Journal d’un dernier francophone imaginaire, par Kamel Daoud
« Je voulais te parler, cher Astérix, de ta langue et t’expliquer qu’elle a une histoire clandestine que tu ne connais pas, et des enfants nègres, mais je ne peux pas le faire sans parler de moi et de ce que j’ai découvert lorsque tu es parti avant ma naissance, en me laissant une poignée de lettres dans la bouche et un tas de livres et de cimetières. On parle souvent de ta langue chez nous, mais les gens qui la parlent sont de plus en plus rares. Comme les vignobles qui s’agrippent après le départ des Français. Ils meurent, se dispersent, s’en vont. Un de mes amis me dit un jour qu’ils ont sur le visage le générique de fin de film. Le problème et le drame c’est que, comme moi, ils n’y ont même pas joué. On les reconnaît facilement à la façon qu’ont leurs lèvres de rester serrées sur les mots : on dirait des nageurs las, qui gardent leur bouche juste à la ligne de flottaison, au-dessus d’eaux étrangères. Ou à leur manière de promener leurs bulles individuelles comme les autres promènent leurs turbans cachés. On sent le francophone chez nous de très loin et, cette odeur, mon Dieu, que de fois j’ai essayé de la cacher ! Les mots, Cher De Gaulle, ont une odeur je te le jure.
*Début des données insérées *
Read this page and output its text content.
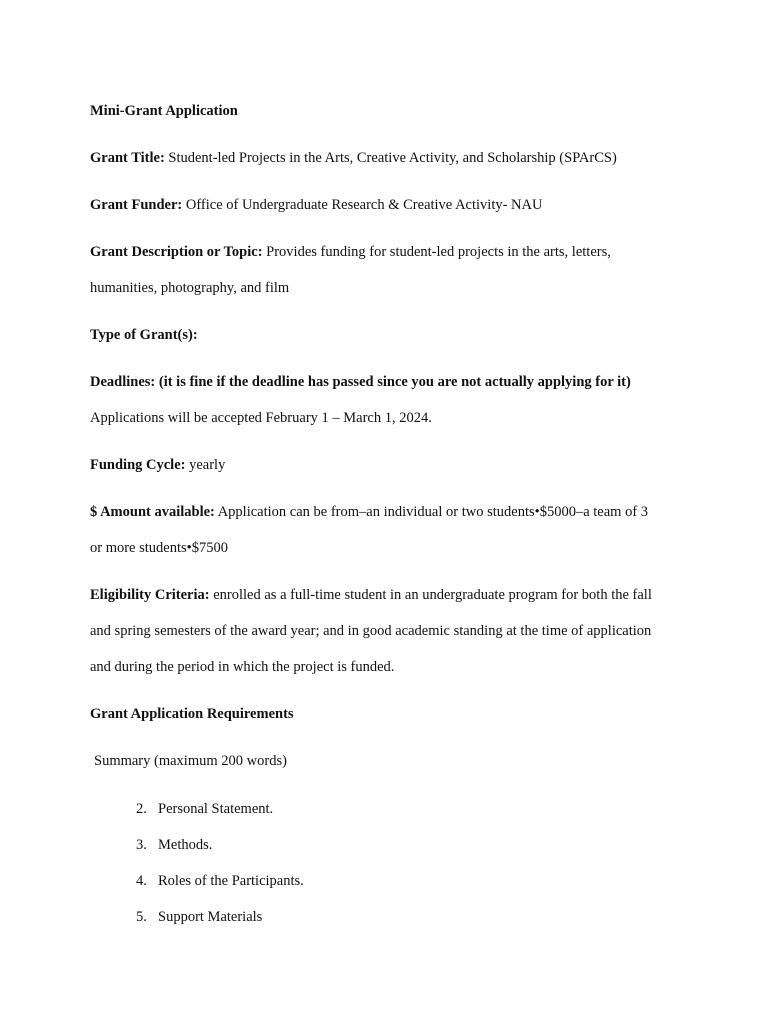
Mini-Grant Application

Grant Title: Student-led Projects in the Arts, Creative Activity, and Scholarship (SPArCS)

Grant Funder: Office of Undergraduate Research & Creative Activity- NAU

Grant Description or Topic: Provides funding for student-led projects in the arts, letters,
humanities, photography, and film

Type of Grant(s):

Deadlines: (it is fine if the deadline has passed since you are not actually applying for it)
Applications will be accepted February 1 – March 1, 2024.

Funding Cycle: yearly

$ Amount available: Application can be from–an individual or two students•$5000–a team of 3
or more students•$7500

Eligibility Criteria: enrolled as a full-time student in an undergraduate program for both the fall
and spring semesters of the award year; and in good academic standing at the time of application
and during the period in which the project is funded.

Grant Application Requirements

Summary (maximum 200 words)

2. Personal Statement.
3. Methods.
4. Roles of the Participants.
5. Support Materials
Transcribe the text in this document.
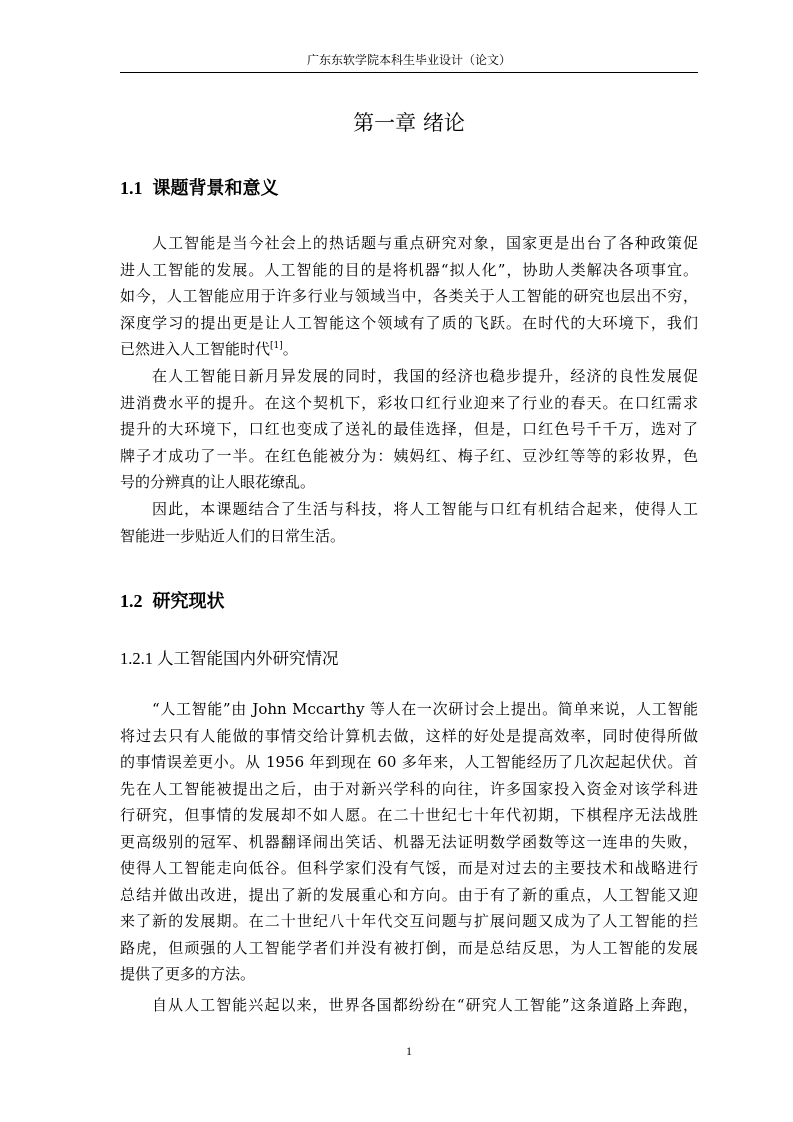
广东东软学院本科生毕业设计（论文）
第一章 绪论
1.1 课题背景和意义
人工智能是当今社会上的热话题与重点研究对象，国家更是出台了各种政策促
进人工智能的发展。人工智能的目的是将机器“拟人化”，协助人类解决各项事宜。
如今，人工智能应用于许多行业与领域当中，各类关于人工智能的研究也层出不穷，
深度学习的提出更是让人工智能这个领域有了质的飞跃。在时代的大环境下，我们
已然进入人工智能时代[1]。
在人工智能日新月异发展的同时，我国的经济也稳步提升，经济的良性发展促
进消费水平的提升。在这个契机下，彩妆口红行业迎来了行业的春天。在口红需求
提升的大环境下，口红也变成了送礼的最佳选择，但是，口红色号千千万，选对了
牌子才成功了一半。在红色能被分为：姨妈红、梅子红、豆沙红等等的彩妆界，色
号的分辨真的让人眼花缭乱。
因此，本课题结合了生活与科技，将人工智能与口红有机结合起来，使得人工
智能进一步贴近人们的日常生活。
1.2 研究现状
1.2.1 人工智能国内外研究情况
“人工智能”由 John Mccarthy 等人在一次研讨会上提出。简单来说，人工智能
将过去只有人能做的事情交给计算机去做，这样的好处是提高效率，同时使得所做
的事情误差更小。从 1956 年到现在 60 多年来，人工智能经历了几次起起伏伏。首
先在人工智能被提出之后，由于对新兴学科的向往，许多国家投入资金对该学科进
行研究，但事情的发展却不如人愿。在二十世纪七十年代初期，下棋程序无法战胜
更高级别的冠军、机器翻译闹出笑话、机器无法证明数学函数等这一连串的失败，
使得人工智能走向低谷。但科学家们没有气馁，而是对过去的主要技术和战略进行
总结并做出改进，提出了新的发展重心和方向。由于有了新的重点，人工智能又迎
来了新的发展期。在二十世纪八十年代交互问题与扩展问题又成为了人工智能的拦
路虎，但顽强的人工智能学者们并没有被打倒，而是总结反思，为人工智能的发展
提供了更多的方法。
自从人工智能兴起以来，世界各国都纷纷在“研究人工智能”这条道路上奔跑，
1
Parfois des parfums, mais rarement. Chez nous, on sent le francophone. C’est tout.
C’est difficile de t’expliquer la chose Astérix de mes rêves, mais son odeur n’est pas à base d’essences mais de gestes et de tics. Un francophone se promène toujours dans nos villes comme le ferait un rescapé entre les colonnes des ruines. Il a le geste mesuré, la distance marquée pour éviter de se mêler à la sueur des autres, le regard fixé sur la tour, une époque de son univers, le pas calculé pour ne pas confesser le désir de fuite, ni ralentir au point de retomber dans la paresse et le maraudage indigène. Mon ami Larbi, un Arabe imaginaire comme moi, me dit souvent qu’ils craignent encore les Fellaga, les pires, ceux qui ont la même nationalité qu’eux. Cela me fait rire car c’est totalement injuste mais parfaitement vrai, parfois. Le plus grand drame de certains francophones de mon pays, c’est qu’ils croient fermement avoir un second pays qui ne serait pas Ta France, alors que de l’autre côté de leur langue, il n’y a que les flots et les dos. Leurs mains propres, leur malaise intime, peut-être leur coupe de cheveux, certains souvenirs à l’époque où les paliers d’immeubles étaient propres et neufs comme des dentiers, leurs enfants en bocaux, leurs maisons et leur cupidité ou leur générosité de mourant infini, tout cela, cher Nicolas de mes fantasmes, crée une émanation qui les isole dans une bulle, au-dessus des villes et des villages, comme des cimetières sophistiqués. Et j’en fais partie de ce monde qui s’en va et qui n’est ni le tien, ni le mien, ni celui de personne ».